Mas o humor feito na internet também enfrenta dificuldades. Se em seu auge, em 2013, o Porta dos Fundos tinha 60 milhões de visualizações por mês no YouTube, segundo o Google, hoje esse número caiu para 38 milhões, de acordo com o Social Blade, plataforma de monitoramento de redes sociais.

Mas uma das razões para essa crise vai além da esfera política, diz Cláudio Torres Gonzaga, roteirista que trabalhou na Globo nos anos 2000, em programas como o “Zorra Total”, e criou aquele que é considerado o primeiro grupo de stand-up do Brasil, o Comédia em Pé

“Acabaram com o humor popular na TV, com os bordões, sem consultar o público. Queriam fazer algo mais sofisticado. Eram bons produtos, mas descolados do público”, diz Torres, lembrando a renovação de programas como o “Zorra”, que substituiu os chavões por esquetes cotidianos, sem muito sucesso. “O brasileiro gosta de ser o engraçado da turma, e o bordão ajudava, porque era só repetir o que via na TV.”

O desgaste nos formatos também é apontado como um problema por executivos da Netflix que preferem não ser identificados. Depois de contratar todos os maiores humoristas em atividade no Brasil para fazerem shows de stand-up para sua plataforma, eles dizem ter dificuldade para encontrar conteúdos relevantes de comédia.

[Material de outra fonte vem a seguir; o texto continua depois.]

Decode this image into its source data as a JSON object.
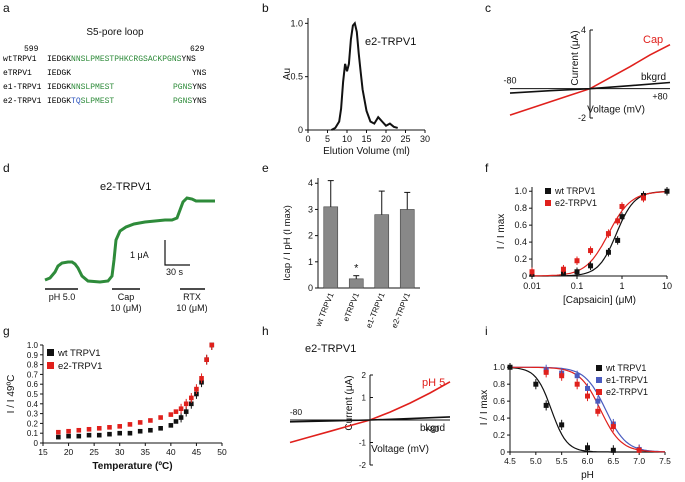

A maioria das sitcoms e dos filmes de comédia brasileiros, acrescentam esses profissionais, não tem uma dramaturgia consistente –personagens e conflitos com início, meio e fim– e são colagens de piadas, uma estrutura que não costuma funcionar para o streaming, que tem por objetivo estimular os assinantes a fazerem longas maratonas. Quando o humor é forçado, dizem, o público logo perde o fôlego –as luzes se apagam e, por último, ninguém ri.